I am wandering how can we solve problem when there are images with different dimension how can I implement that?
With the type of network we are studying here, all the inputs need to be of the same dimensions and type of image (RGB or CMYK or greyscale or …). Fortunately image processing libraries always provide resizing functions. Typically you are “downsampling” images because it’s too expensive to process the full resolution. So you create a preprocessing step that resizes all your input images to the format that you have selected for your network. You could glue that onto the front of your network and call it a network that is more general and can handle different image dimensions as input, but why would you want to pay that price on every training run or test prediction? From a performance and cost standpoint, it makes more sense to implement the preparation of images as a separate step that you do once. Or once every time you add more images to your dataset. You would include the normalization and unrolling logic in that preprocessing step.
Hey @paulinpaloalto thanks a lot.
Hey @paulinpaloalto Thanks for the explaination. Can you share some details about the preprocessing? What would be the best way to do it for handling a huge dataset? I just completed the course and I wanted to try implementing in some other dataset. So I am facing the exact same issue mentioned. All images are of different sizes.
I’ve never personally built a preprocessing system like this, but I do have a lot experience with just general software engineering. I don’t think you need to be too worried about the cost and efficiency, since this is a “one time” cost that you do only when you add new images to your dataset. They give examples of how to resize images in the “Test with Your Own Image” sections of the exercises in Course 1 Week 2 (Logistic Regression) and Week 4 (Deep Neural Network Application). They use the “reshape” method from the PIL Image library. You can just write a python program that traverses your images and applies that operation to them. Then it’s just a question of how your images are stored in terms of how you access them. If they are individual files in a directory or tree of directories, just google “traverse directory python” and you’ll find plenty of sample code for how to do that. If they are in some kind of compound file like a database, then you need to do the analogous google search.

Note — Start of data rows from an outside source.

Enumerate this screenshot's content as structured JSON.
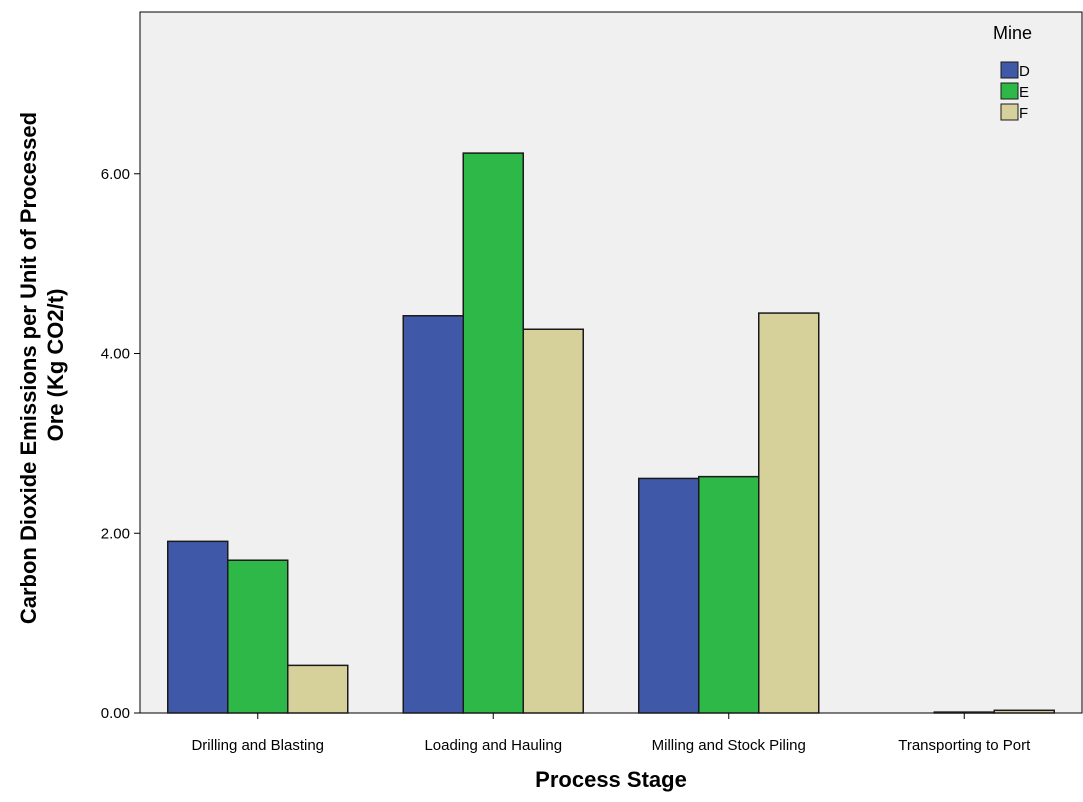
{
  "chart_data": {
    "type": "bar",
    "xlabel": "Process Stage",
    "ylabel_lines": [
      "Carbon Dioxide Emissions per Unit of Processed",
      "Ore (Kg CO2/t)"
    ],
    "categories": [
      "Drilling and Blasting",
      "Loading and Hauling",
      "Milling and Stock Piling",
      "Transporting to Port"
    ],
    "series": [
      {
        "name": "D",
        "color": "#3f58a8",
        "values": [
          1.91,
          4.42,
          2.61,
          0.0
        ]
      },
      {
        "name": "E",
        "color": "#2db848",
        "values": [
          1.7,
          6.23,
          2.63,
          0.01
        ]
      },
      {
        "name": "F",
        "color": "#d6d09a",
        "values": [
          0.53,
          4.27,
          4.45,
          0.03
        ]
      }
    ],
    "ylim": [
      0,
      7.8
    ],
    "yticks": [
      0,
      2,
      4,
      6
    ],
    "ytick_labels": [
      "0.00",
      "2.00",
      "4.00",
      "6.00"
    ],
    "legend": {
      "title": "Mine",
      "position": "top-right"
    },
    "grid": false,
    "colors": {
      "plot_background": "#f0f0f0",
      "axis": "#000000",
      "bar_edge": "#1a1a1a"
    }
  }
}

The other thing they do in these courses anytime they work with images is to flatten them and to “normalize” the values to be between 0 and 1. That is done because it makes Gradient Descent converge in a much more tractable way. You can see that logic also in the two exercises I referenced above. There are some options for how you do the flattening: here’s a thread that discusses that in some detail.
One other decision you need to make is how to store your images after processing so that you can conveniently access them. E.g. you could create your own h5 file as they use here. Or just create a parallel directory with the processed images since you now have the logic to read images from a directory (assuming that’s the starting point).
Since what you are doing is not part of the solution to any of the problems here, it’s ok to show actual source code if you want to discuss in more detail as you get going on this.